Beppu Contemporary Art Festival 2009 Mixed Bathing World


Bernardo Montet

Bernardo Montet
photo by Alain Monot

Bernardo Montet


Bernardo Montet is half Guyanese and half Vietnamese, grew up in Africa and in France. He studied classical dance in Bordeaux, and the American techniques of contemporary dance when he went to Paris.

In 1979, he met Catherine Diverrès and after dancing with various companies, founded with her the Studio DM. Together they created their first duo after a trip to Japan where they met Kazuo Ohno, one of the founders of the buto form. Bernardo Montet continues to nourish his work through his encounters with different individuals.

In 1986, he created with François Verret created another duo, La chute de la maison de carton (The fall of the cardboard house). The following year, he created a solo Pain de singe (Monkey Bread) which evolved from his encounter with the Mexican film director Téo Hernandez, and his movements were driven by the demands and the radicality of this spirit of resistance. Au crépuscule ni pluie ni vent (At dusk, neither rain nor wind) declaims them with a renewed strength.

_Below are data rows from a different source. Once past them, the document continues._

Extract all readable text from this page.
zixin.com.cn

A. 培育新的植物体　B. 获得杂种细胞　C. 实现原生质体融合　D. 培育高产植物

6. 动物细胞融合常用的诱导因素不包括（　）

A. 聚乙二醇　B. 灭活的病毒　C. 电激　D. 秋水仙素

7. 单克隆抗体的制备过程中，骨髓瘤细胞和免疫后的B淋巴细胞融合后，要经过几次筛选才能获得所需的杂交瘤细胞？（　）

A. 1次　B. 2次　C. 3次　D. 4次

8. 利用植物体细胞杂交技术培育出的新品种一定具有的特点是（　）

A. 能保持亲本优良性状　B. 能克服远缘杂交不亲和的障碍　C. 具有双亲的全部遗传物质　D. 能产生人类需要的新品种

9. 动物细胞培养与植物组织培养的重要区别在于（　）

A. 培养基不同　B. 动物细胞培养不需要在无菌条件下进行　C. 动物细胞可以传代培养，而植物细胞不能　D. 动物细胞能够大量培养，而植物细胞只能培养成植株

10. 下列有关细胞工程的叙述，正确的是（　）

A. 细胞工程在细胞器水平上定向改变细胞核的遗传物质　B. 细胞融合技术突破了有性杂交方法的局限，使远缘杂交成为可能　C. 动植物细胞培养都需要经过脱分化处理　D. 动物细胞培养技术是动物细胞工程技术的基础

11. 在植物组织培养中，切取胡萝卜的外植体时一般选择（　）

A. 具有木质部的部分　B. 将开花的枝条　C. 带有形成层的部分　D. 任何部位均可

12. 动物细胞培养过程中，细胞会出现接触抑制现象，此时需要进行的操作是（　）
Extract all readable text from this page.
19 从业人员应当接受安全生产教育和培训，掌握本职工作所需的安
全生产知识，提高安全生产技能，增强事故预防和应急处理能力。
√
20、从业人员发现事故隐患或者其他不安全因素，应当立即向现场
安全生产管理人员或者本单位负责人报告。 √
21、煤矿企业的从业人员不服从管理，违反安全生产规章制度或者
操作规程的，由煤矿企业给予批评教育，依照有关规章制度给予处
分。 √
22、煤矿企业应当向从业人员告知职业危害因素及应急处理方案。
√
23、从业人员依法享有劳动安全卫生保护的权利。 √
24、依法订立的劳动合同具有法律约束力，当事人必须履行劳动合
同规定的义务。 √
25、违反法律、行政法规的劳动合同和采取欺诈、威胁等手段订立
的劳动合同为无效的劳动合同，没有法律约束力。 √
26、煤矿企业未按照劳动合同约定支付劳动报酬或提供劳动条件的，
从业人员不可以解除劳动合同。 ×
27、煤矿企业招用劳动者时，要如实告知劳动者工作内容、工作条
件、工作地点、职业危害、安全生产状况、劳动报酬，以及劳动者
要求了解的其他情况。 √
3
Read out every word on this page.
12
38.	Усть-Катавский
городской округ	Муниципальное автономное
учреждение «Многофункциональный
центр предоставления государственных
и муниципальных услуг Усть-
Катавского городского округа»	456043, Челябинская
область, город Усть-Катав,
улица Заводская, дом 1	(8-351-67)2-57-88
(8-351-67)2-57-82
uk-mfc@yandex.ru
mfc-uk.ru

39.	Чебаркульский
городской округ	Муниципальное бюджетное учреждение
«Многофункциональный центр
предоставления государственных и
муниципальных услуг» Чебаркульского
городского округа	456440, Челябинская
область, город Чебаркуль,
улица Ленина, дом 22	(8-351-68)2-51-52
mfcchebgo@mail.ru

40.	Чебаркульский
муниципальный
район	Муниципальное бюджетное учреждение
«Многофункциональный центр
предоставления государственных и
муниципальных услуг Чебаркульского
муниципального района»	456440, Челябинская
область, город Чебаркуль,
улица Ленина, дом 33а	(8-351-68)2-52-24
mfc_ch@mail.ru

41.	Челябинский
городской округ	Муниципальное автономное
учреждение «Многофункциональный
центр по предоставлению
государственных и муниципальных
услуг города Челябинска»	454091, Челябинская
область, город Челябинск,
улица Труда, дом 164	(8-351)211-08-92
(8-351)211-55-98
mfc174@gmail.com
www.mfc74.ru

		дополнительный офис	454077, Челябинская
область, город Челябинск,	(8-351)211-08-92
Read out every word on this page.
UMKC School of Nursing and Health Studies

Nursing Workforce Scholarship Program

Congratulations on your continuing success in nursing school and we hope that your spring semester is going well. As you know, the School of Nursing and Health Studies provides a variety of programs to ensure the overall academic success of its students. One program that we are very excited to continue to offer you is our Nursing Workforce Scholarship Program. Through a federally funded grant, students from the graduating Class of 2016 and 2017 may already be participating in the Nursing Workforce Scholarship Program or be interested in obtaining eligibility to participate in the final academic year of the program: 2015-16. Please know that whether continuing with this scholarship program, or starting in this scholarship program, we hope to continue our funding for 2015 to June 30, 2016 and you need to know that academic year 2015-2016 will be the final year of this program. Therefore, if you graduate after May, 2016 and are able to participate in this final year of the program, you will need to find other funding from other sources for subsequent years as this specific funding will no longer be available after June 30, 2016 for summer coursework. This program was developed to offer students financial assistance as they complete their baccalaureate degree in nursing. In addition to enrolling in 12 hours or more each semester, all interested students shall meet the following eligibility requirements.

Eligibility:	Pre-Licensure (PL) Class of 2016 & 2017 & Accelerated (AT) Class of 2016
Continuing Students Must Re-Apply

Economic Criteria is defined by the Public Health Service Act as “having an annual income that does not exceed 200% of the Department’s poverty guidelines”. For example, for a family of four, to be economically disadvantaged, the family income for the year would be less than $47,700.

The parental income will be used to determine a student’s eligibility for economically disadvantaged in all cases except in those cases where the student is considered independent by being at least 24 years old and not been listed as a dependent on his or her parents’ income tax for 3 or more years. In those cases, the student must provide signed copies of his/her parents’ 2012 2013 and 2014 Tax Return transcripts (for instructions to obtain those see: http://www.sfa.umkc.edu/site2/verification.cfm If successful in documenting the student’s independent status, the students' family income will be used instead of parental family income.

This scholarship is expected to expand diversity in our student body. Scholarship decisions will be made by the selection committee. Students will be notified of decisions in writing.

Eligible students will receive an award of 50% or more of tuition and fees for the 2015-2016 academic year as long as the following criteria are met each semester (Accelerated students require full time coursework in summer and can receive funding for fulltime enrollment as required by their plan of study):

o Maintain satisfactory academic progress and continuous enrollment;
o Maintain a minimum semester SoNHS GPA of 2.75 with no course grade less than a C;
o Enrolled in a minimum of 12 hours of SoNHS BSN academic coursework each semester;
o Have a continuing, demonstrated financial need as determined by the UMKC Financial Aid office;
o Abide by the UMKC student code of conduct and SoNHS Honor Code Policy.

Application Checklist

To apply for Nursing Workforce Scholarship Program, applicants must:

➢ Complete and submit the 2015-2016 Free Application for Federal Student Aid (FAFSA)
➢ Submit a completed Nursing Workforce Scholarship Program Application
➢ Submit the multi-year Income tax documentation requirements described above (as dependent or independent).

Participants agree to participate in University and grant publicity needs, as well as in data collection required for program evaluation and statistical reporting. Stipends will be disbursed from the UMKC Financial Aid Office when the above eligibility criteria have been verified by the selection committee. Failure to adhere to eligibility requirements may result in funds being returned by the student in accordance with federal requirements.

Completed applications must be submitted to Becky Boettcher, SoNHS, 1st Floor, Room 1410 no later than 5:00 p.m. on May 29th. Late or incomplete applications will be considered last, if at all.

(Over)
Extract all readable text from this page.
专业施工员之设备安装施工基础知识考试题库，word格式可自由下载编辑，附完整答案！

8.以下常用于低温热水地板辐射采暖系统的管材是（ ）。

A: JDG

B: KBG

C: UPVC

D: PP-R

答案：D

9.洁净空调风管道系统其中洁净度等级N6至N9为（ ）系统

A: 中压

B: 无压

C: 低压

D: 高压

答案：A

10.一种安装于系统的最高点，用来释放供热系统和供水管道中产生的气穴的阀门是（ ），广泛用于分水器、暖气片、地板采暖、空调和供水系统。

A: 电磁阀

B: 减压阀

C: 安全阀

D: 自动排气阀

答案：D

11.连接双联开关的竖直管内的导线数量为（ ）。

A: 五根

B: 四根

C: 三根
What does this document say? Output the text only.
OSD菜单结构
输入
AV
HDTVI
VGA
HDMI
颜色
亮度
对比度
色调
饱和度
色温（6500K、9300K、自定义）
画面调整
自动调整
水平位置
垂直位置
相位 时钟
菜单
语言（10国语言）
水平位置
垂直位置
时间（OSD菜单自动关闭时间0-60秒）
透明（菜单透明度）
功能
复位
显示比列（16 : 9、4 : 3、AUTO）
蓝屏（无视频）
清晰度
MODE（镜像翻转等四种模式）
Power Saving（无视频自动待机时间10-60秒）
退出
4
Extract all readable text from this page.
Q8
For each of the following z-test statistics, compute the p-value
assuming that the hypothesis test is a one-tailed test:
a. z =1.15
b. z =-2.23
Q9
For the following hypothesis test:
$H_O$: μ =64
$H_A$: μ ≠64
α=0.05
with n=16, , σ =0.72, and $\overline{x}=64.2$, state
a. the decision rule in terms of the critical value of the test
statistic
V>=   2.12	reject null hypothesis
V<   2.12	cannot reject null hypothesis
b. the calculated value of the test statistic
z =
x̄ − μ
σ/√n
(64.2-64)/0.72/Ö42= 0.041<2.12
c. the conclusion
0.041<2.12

After having been a co-director of the Centre Chor é graphique national de Rennes with Catherine Diverrès, Bernardo Montet decided to concentrate on his own work with his own group, refining everything that touches the body's consciousness, first reflecting upon the sensation of vitality, the "rage de vivre" (the will to live) in Opuscules (1995). Then with the collaboration of Pierre Guyotat, writer and soloist, in Issé Timossé, he retraced the history of colonialism as it touches our existence.

In 1998, he created Ma Lov' at the Quartz in Brest under the direction of Jacques Blanc. This piece included various Israeli artins, among them the plastician Tamar Getter and the composer Eran Tzur, dealing with the idea of territory and the wars fought over it.

From 2000-2003 he was an associated artist and creator at the Quartz, where he created Dissection d'un homme armé (Dissection of an armed man), where the Africa of today contemplates its ruins as it focuses on an armed body, which the choreogragher dissects right down to the skin, from its loss of individual identity to the anonymous identity of the group. He continued working on the mixing of language with Frédéric Fisbach, with whom he co-created a classical work, Racine's Bérénice in February 2001. Then in February of 2002, Bernardo Montet created from the myth of Othello O.More, in which he revisited all the themes and questions which have been at the heart of his creative process.

In July of 2003, he succeeded Daniel Larrieu as director of the Centre Chor é graphique national de Tours, and continues his reflection on the body and its conditions in his recent creations, Parcours 2C (Vobiscum) in 2004, couédécal é in 2005, les Batraciens s'en vont in 2006 and Batracien, l'après-midi (2007).